TOPUNUN KÖKÜ KURUSUN! Kitabı okuyanların başlıca merakı "Acaba film, kitabı kadar başarılı mı?" Uzun etmeyelim de salona geçelim o zaman. Efendim şimdi Andrea (Anne Hathaway) gazetecilik okumuş, yaptığı iş başvurusu sonunda kendini 'Runway' dergisinin Genel Yayın Yönetmeni Miranda Priestly'nin asistanı olarak bulmuştur. Miranda özellikle halkla ilişkiler sektöründe çalışanların yakından bildiği patron modelinin bir fırt daha delirmişi. Her gün iş çıkışı telefonda zırlayan, "Bıktım artık Ayşeee" deyip, işsiz kalmayı göze alamayan arkadaşlarımdan biliyorum da! Topunun kökü kurusun inşallah! 'Cadı Miranda' yani Merly Streep ne mi yapıyor? Asistan değil köle arıyor. Kahvesi asla soğumayacak, elbiseleri kuru temizlemeye gidecek, köpeği gezdirilecek, manikür pedikür gibi güzellik ihtiyaçları şirket tarafından karşılanacak ama telefon ilk çalışta açılacağı için masadan kalkıp tuvalete bile gidilmeyecek! (Yaptın bir hayır tut bacağından ayır budur!) Hatta Harry Potter'ın daha yayınlanmamış serisinin üç saat içinde çocuklarının elinde olması gibi uçmuş istekleri anında gerçekleştirilecek. Sonunda idealist gazeteci kız oluyor size Jimmy Choo ayakkabılı köle. Gerisi ve dinlene dinlene dövmek isteği uyandıracak kadar başarılı oynayan Merly Streep filmde. Çıkışta yayın yönetmenleri kıkır kıkır. "Sizin içinizdeki Miranda ne kadar?" diye soruyorum. "Bir tek kahvemiz var" diyorlar. Diyorlar da "Bir sene daha şu işe dayanayım da sonra istediğimi yaparım" avuntusuna sığına sığına ideallerinin üstüne soğuk su içmiş şehir kızları gerçeğini değiştiremiyorlar.

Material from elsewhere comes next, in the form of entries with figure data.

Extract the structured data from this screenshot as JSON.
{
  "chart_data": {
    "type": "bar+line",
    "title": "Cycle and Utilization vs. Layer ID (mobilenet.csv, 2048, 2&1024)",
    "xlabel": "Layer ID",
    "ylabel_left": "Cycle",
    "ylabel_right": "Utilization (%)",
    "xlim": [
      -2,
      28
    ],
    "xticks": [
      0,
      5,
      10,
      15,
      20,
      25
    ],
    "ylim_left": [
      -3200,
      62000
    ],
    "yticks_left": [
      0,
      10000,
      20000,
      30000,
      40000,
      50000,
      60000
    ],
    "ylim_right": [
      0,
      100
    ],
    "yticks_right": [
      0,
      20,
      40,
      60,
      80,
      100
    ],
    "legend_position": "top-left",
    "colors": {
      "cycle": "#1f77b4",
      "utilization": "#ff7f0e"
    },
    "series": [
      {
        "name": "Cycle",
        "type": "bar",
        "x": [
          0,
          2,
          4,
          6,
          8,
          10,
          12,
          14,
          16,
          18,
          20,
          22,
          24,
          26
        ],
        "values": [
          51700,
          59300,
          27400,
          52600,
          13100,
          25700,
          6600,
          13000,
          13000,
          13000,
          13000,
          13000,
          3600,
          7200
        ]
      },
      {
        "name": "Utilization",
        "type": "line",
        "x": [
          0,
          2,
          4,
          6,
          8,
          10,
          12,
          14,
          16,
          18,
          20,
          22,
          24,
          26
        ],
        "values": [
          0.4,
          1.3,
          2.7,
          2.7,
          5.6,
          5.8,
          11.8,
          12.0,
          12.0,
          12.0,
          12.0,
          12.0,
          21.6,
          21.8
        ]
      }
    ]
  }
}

MERLY STREEP NE DEMİŞ? Gecenin köründe iş yerinden çıkıyorlar, cep telefonları kulaklarına yapışık yaşıyorlar, patronları arayınca kalp çarpıntısı geçiriyorlar. Hep bir yanlış yapma, işsiz kalma korkusu. Eh güzel değilsen de bir hiçsin ya! Beri yandan iyi giyinmeye, her daim iki dirhem bir çekirdek görünmeye, yüzlerinden gülücükleri eksik etmemeye çalışıyorlar. Saçını süpürge eden Derin Mermerci düşünün, tam öyle bir hal. Hem güzel olacaksın, hem üç kuruş maaş alacaksın, üstüne günde üç öğün azar işiteceksin, es kaza yükselirsen "Ona buna mavi boncuk dağıttı" iftiralarıyla karşılaşacaksın. Ölme eşeğim ölme! Bizim buralarda hiçbir yayın yönetmeni Miranda gibi modaya yön vermiyor, Vogue'dan fırlamış hesabı tepeden tırnağa marka giymeyen kızlar dışlanmıyor ama markalar, imajlar ruhları sarıp sarıp boğuyor hani. Neyse 'Şeytan Marka Giyer' en azından Etiler, Nişantaşı ahalisi tarafından bağırlara basılacak bir film. Üstelik eğlenceli. Hadi yazıyı Meryl Streep'in BBC'ye verdiği röportajdan bir özlü sözüyle bitirelim. Ne demiş Streep; "Ben Prada giymem. Hayatım boyunca bir tane Prada ayakkabım oldu o da ayağımı sıkıyor zaten!" İşte gerçek budur, bittiiii.